ECHR judgment and the tricky issue of email monitoring: What now for employers?

email monitoring

How should employers adapt their policies on monitoring employees’ use of email or other company systems in the wake of a recent ECHR decision? Sarah Ozanne explains. 

The Grand Chamber of the European Court of Human Rights recently determined that a sales employee had his human rights breached when his employer did not notify him of its its intention to monitor his work email communications.

The decision in the Bărbulescu v Romania case is notable due to the contradictory decisions by the Chamber and the Grand Chamber of the ECHR. But the decision of the Chamber did not give employers carte blanche to access employee’s communications at work, and the decision of the Grand Chamber doesn’t it mean that employers cannot dismiss employees for personal use of work email in appropriate circumstances.
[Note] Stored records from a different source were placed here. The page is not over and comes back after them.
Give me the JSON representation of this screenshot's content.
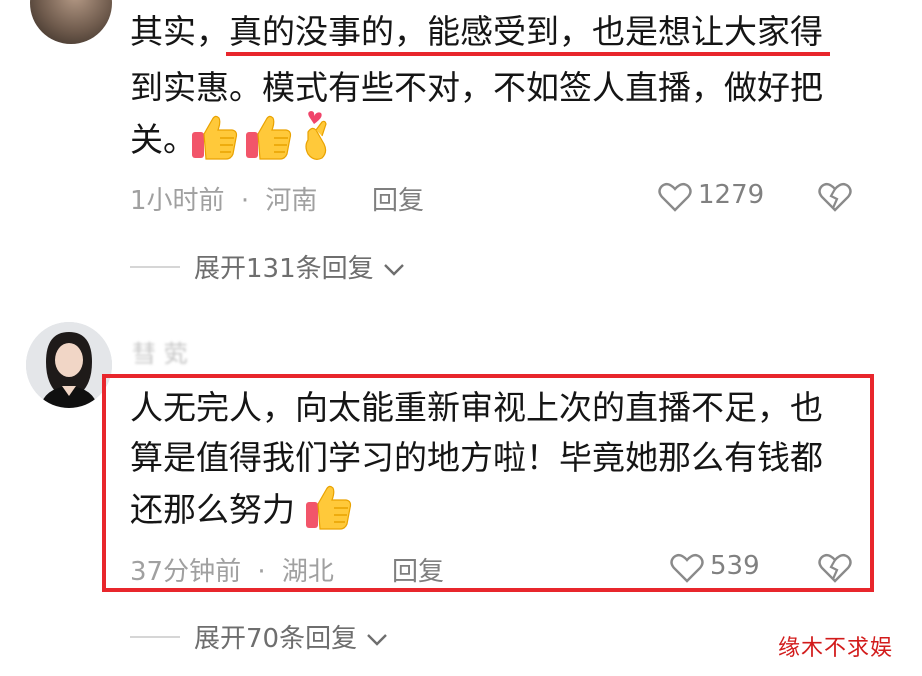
{
  "comment1": {
    "text_line1_part1": "其实，",
    "text_line1_part2": "真的没事的，能感受到，也是想让大家得",
    "text_line2": "到实惠。模式有些不对，不如签人直播，做好把",
    "text_line3": "关。",
    "time": "1小时前",
    "location": "河南",
    "reply_label": "回复",
    "like_count": "1279",
    "expand_label": "展开131条回复"
  },
  "comment2": {
    "username": "彗 䒯",
    "text_line1": "人无完人，向太能重新审视上次的直播不足，也",
    "text_line2": "算是值得我们学习的地方啦！毕竟她那么有钱都",
    "text_line3": "还那么努力",
    "time": "37分钟前",
    "location": "湖北",
    "reply_label": "回复",
    "like_count": "539",
    "expand_label": "展开70条回复"
  },
  "separator": "·",
  "watermark": "缘木不求娱",
  "colors": {
    "highlight": "#e8262c",
    "meta": "#a0a0a0",
    "text": "#151515"
  },
  "icons": [
    "heart-outline-icon",
    "broken-heart-icon",
    "thumbs-up-emoji",
    "finger-heart-emoji",
    "chevron-down-icon"
  ]
}
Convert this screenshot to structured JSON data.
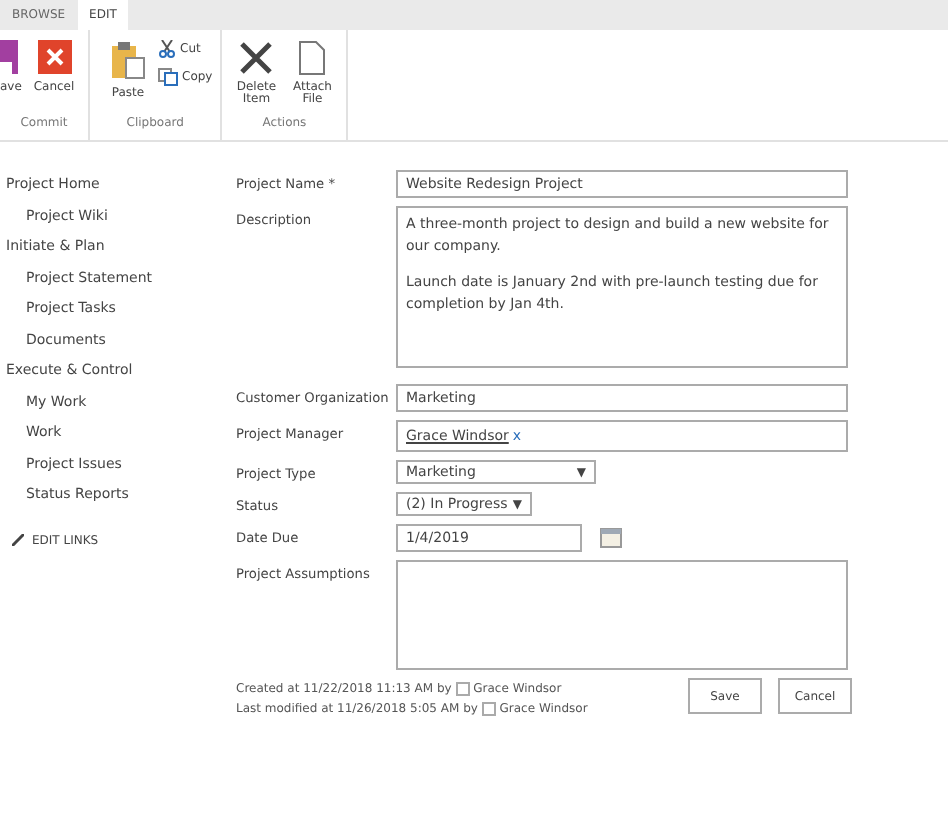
{
  "ribbon": {
    "tabs": [
      {
        "label": "BROWSE",
        "selected": false
      },
      {
        "label": "EDIT",
        "selected": true
      }
    ],
    "groups": [
      {
        "name": "Commit",
        "buttons": [
          {
            "kind": "save",
            "label": "ave"
          },
          {
            "kind": "cancel",
            "label": "Cancel"
          }
        ]
      },
      {
        "name": "Clipboard",
        "buttons": [
          {
            "kind": "paste",
            "label": "Paste"
          },
          {
            "kind": "cut",
            "label": "Cut"
          },
          {
            "kind": "copy",
            "label": "Copy"
          }
        ]
      },
      {
        "name": "Actions",
        "buttons": [
          {
            "kind": "delete",
            "label": "Delete Item"
          },
          {
            "kind": "attach",
            "label": "Attach File"
          }
        ]
      }
    ]
  },
  "sidebar": {
    "items": [
      {
        "label": "Project Home",
        "children": [
          {
            "label": "Project Wiki"
          }
        ]
      },
      {
        "label": "Initiate & Plan",
        "children": [
          {
            "label": "Project Statement"
          },
          {
            "label": "Project Tasks"
          },
          {
            "label": "Documents"
          }
        ]
      },
      {
        "label": "Execute & Control",
        "children": [
          {
            "label": "My Work"
          },
          {
            "label": "Work"
          },
          {
            "label": "Project Issues"
          },
          {
            "label": "Status Reports"
          }
        ]
      }
    ],
    "edit_links": "EDIT LINKS"
  },
  "form": {
    "fields": [
      {
        "kind": "text",
        "label": "Project Name *",
        "value": "Website Redesign Project"
      },
      {
        "kind": "textarea",
        "label": "Description",
        "paragraphs": [
          "A three-month project to design and build a new website for our company.",
          "Launch date is January 2nd with pre-launch testing due for completion by Jan 4th."
        ]
      },
      {
        "kind": "text",
        "label": "Customer Organization",
        "value": "Marketing"
      },
      {
        "kind": "person",
        "label": "Project Manager",
        "value": "Grace Windsor",
        "remove": "x"
      },
      {
        "kind": "select",
        "label": "Project Type",
        "value": "Marketing",
        "arrow": "▼"
      },
      {
        "kind": "select-small",
        "label": "Status",
        "value": "(2) In Progress",
        "arrow": "▼"
      },
      {
        "kind": "date",
        "label": "Date Due",
        "value": "1/4/2019"
      },
      {
        "kind": "textarea",
        "label": "Project Assumptions"
      }
    ],
    "created": {
      "text": "Created at 11/22/2018 11:13 AM  by",
      "user": "Grace Windsor"
    },
    "modified": {
      "text": "Last modified at 11/26/2018 5:05 AM  by",
      "user": "Grace Windsor"
    },
    "buttons": [
      "Save",
      "Cancel"
    ]
  }
}
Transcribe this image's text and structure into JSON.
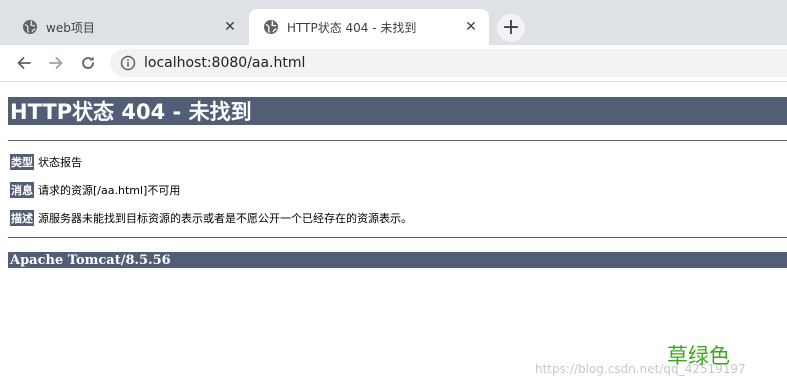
{
  "tabs": [
    {
      "title": "web项目",
      "active": false
    },
    {
      "title": "HTTP状态 404 - 未找到",
      "active": true
    }
  ],
  "new_tab_icon": "plus-icon",
  "toolbar": {
    "url": "localhost:8080/aa.html"
  },
  "error_page": {
    "heading": "HTTP状态 404 - 未找到",
    "rows": [
      {
        "label": "类型",
        "text": "状态报告"
      },
      {
        "label": "消息",
        "text": "请求的资源[/aa.html]不可用"
      },
      {
        "label": "描述",
        "text": "源服务器未能找到目标资源的表示或者是不愿公开一个已经存在的资源表示。"
      }
    ],
    "footer": "Apache Tomcat/8.5.56",
    "accent_color": "#525d76"
  },
  "watermark": "https://blog.csdn.net/qq_42519197",
  "overlay_text": "草绿色",
  "overlay_color": "#3aaa1c"
}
In fact, the decisions in this case simply reaffirm existing legal principles in this area of the law.

The ECHR has already previously held (in the case of Copland v UK) that a failure to inform an employee that their use of an employer’s IT system might be monitored was a breach of Article 8 of the European Convention on Human Rights, the right to respect for private and family life, the home and correspondence.

Article 8 provides that a public authority shall not interfere with the exercise of an individual’s right to privacy except in certain circumstances, including the protection of the rights and freedoms of others.

Striking a balance

In an employment context, the law therefore requires that domestic courts strike a balance between the need of the employer to protect its business against the employee’s right to privacy.

When it comes to an individual’s right to privacy, employers need to be mindful of proportionality: by identifying a legitimate objective; ensuring that such an aim is sufficiently important to limit an individual’s right to privacy; and ensuring that the method chosen is no more than is necessary to achieve the objective.

The issue of employee monitoring under UK law has a fairly well developed regulatory framework.

This includes Article 8, but the key UK regulation is the Data Protection Act 1998, which is supported by guidance set out in the Employment Practices Code.

When considering monitoring employees at work, whether systematically or on an ad hoc basis, an employer should carry out an impact assessment considering the issue of proportionality (as highlighted above), and employees should be given information about the monitoring.

Notifying employees

The Code recommends that employees are notified of the circumstances in which monitoring will take place, the nature of the monitoring, how the information obtained through monitoring will be used and who it may be disclosed to – and the safeguards in place for employees who are the subject of monitoring.

It is not enough to inform employees generally that monitoring of some form may take place.

This area of law is the subject of further development with the implementation of the General Data Protection Regulation next year and guidance being set out by the EU Article 29 Working Party.

The Working Party has recently produced useful guidance on the issue of monitoring in the workplace, taking into account the advances in technology available to do so and the complications of monitoring personal devices.

One of its suggestions is that employers offer alternative unmonitored access or use of their IT systems where employees can legitimately use the IT facilities for private use. Examples could include providing free Wi-Fi to employees for the use of personal devices, or an employer excluding certain types of traffic from its monitoring.

This could also include access to private webmail or online banking where interception is more likely to risk a breach of the balance between the employer’s legitimate interests and the employee’s privacy.

Employees could also be allowed to designate certain spaces within systems, such as calendars, as private.

Clear policy

Any measures like this should be accompanied by a clear IT policy, which would allow employees to adjust their behaviour so that they are monitored only in appropriate circumstances.

Overall, employers should give priority to preventing abuse of their IT systems, for example blocking access to certain websites, rather than detection. This reduces the need for and consideration of associated issues relating to monitoring in the workplace.

Another tricky area is the use of IT outside the immediate workplace, or where employees bring their own devices and use them during working hours. The key for employers is to approach the risk in all these areas of IT use in a proportionate, non-excessive way.

In short, employees communicating electronically from business premises can be protected under Article 8.

Based on the current Data Protection Directive, which is implemented in the UK through the Data Protection Act, employers may only collect data for legitimate purposes under appropriate conditions – bearing in mind the need to be proportionate and transparent.

Employers should communicate effectively with their staff about any monitoring to take place.

This should include the purpose of this monitoring, and the circumstances and possibilities for employees to prevent their data being captured by monitoring technologies. Policies relating to monitoring should be clear and accessible.


About Sarah Ozanne

Sarah Ozanne is Of Counsel at law firm CMS.